Siempre les hablaré de usted, porque no les conozco y porque les tengo respeto.
Sí, comenzaré hablando de cine francés, pero antes de pasar página hacia estímulos más histriónicos, denle una oportunidad a nuestro primer vecino del Séptimo A. Total, si han llegado hasta aquí es que tienen algo de tiempo libre, y prometo rellenarles estos 5 minutos con la interesante vida de ese señor del séptimo. Está algo mayor - no le afecta, no creo nos lea - así que mejor no hacerle esperar, o se calentará demasiado el vino que nos aguarda y a él gusta más bien fresco. Ya verán qué vida más poética.
Ahora tiene el cabello gris, más largo de lo habitual, liso, le cae sobre los hombros, peinado hacia atrás. Barba de dos días, se vislumbra blanca, y cejas tristes, de las que fueron intensas.
Tenía 14 años cuando paseaba con su madre por la calle y en un cruce de miradas acaparó las más visionarias expectativas de Truffaut. Tras una prueba y media le convirtió en el héroe de ‘Los 400 golpes’, haciéndole vivir a posta aquellas ansias de cualquier adolescente: rebeldía, ligereza, frivolidad, pasión y amor. Tanto se prendó de su casting que lo incluyó en la propia cinta.
Y conectaron de tal manera que se hicieron uno, olvidando toda regla, y se asomaron demasiado hacia un vínculo enfermizo. Enfermizo pero magnífico. Jean Pierre Léaud se convirtió en su alter ego. “Es mi auténtico padre” solía decir ante el vacío mental de su propia madre.
Saltaron así a la fama sus intensos ojos, su naturalidad descontrolada, y aquella esencia de la Nouvelle Vague que cambiaría la forma de respirar cine. Su frenesí y espontaneidad sedujeron también a todos los demás: Pasolini, Bertolucci, Godard… era el hijo pródigo de todos, un encantador de serpientes, un héroe de rebeldes.
Pero si se agarra tan fuerte a alguien se corre el riesgo de asfixiarse. Y así, 7 películas más tarde, tras la muerte de su otro yo, Truffaut, desvaneció parte de su propio ser.
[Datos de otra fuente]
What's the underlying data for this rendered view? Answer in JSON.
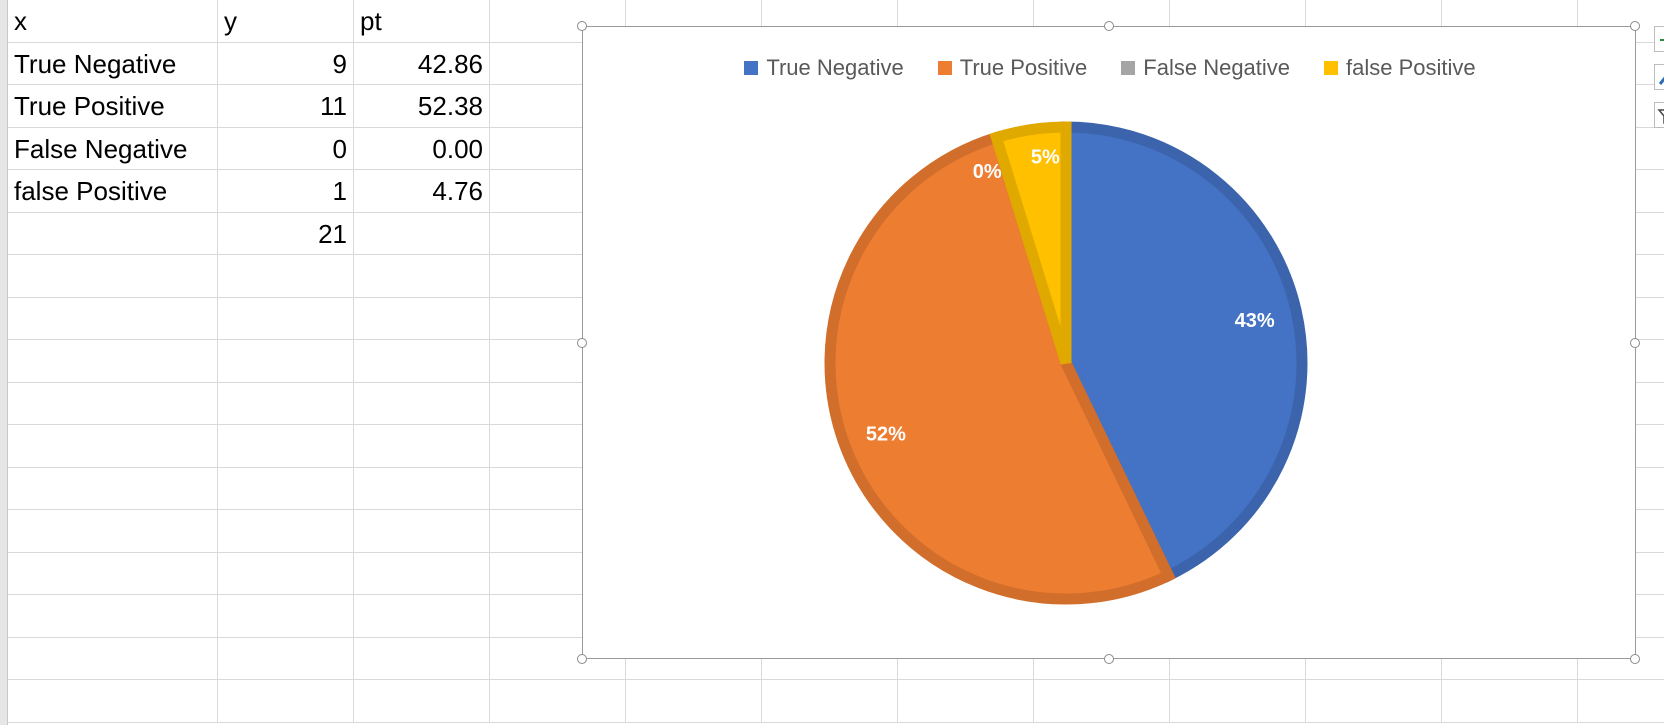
{
  "sheet": {
    "headers": [
      "x",
      "y",
      "pt"
    ],
    "rows": [
      {
        "x": "True Negative",
        "y": "9",
        "pt": "42.86"
      },
      {
        "x": "True Positive",
        "y": "11",
        "pt": "52.38"
      },
      {
        "x": "False Negative",
        "y": "0",
        "pt": "0.00"
      },
      {
        "x": "false Positive",
        "y": "1",
        "pt": "4.76"
      }
    ],
    "total": "21"
  },
  "chart_data": {
    "type": "pie",
    "categories": [
      "True Negative",
      "True Positive",
      "False Negative",
      "false Positive"
    ],
    "values": [
      9,
      11,
      0,
      1
    ],
    "data_labels": [
      "43%",
      "52%",
      "0%",
      "5%"
    ],
    "colors": [
      "#4472C4",
      "#ED7D31",
      "#A5A5A5",
      "#FFC000"
    ],
    "legend_position": "top"
  },
  "toolbar": {
    "icons": [
      "chart-elements-icon",
      "chart-styles-icon",
      "chart-filters-icon"
    ]
  }
}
Decían en su círculo más cercano que se pasaba el día solo, en silencio, sentado en el café Select de París. Una noche incluso le oyeron gritar “te quiero” durante horas, desconsolado, y en otra ocasión apareció desnudo y desorientado.
A Pasolini le asesinaron, Eustache se suicidó, y así todos sus padres terminaron por crearle un hueco tan inmenso que su alma se echó a un lado durante un momento.
Dicen también que solía acercarse al Palacio de Justicia en un consuelo por redimirse. Que todos los actores deberían sentarse en el banquillo de vez en cuando, decía, para ser castigados, como cima de su interpretación.
Tras algún que otro percance con la policía, con sus vecinos y ciertos periodistas, tras puñetazos, análisis psicológicos y algún que otro calabozo, volvió a la escena. Dejó atrás los tangos en París, los boulevares, Alphaville, los besos robados, la mamá y la puta y el amor en fuga para abrazarse a Kaurismaki en los ’90.
Si no la han visto, les aconsejo ‘La muerte de Luis XVI’ de Albert Serra, de 2016. Aun así este no era el caso. Venía a hablarles de ‘El león duerme esta noche’, que se estrena este fin de semana. Podrán ver a un japonés haciendo cine francés. Y si la ven, fíjense en sus ojos, en los de Jean Pierre. Verán el vacío del que les hablo. Porque si muere tu alter ego, entonces qué es de ti, sino un mero reflejo.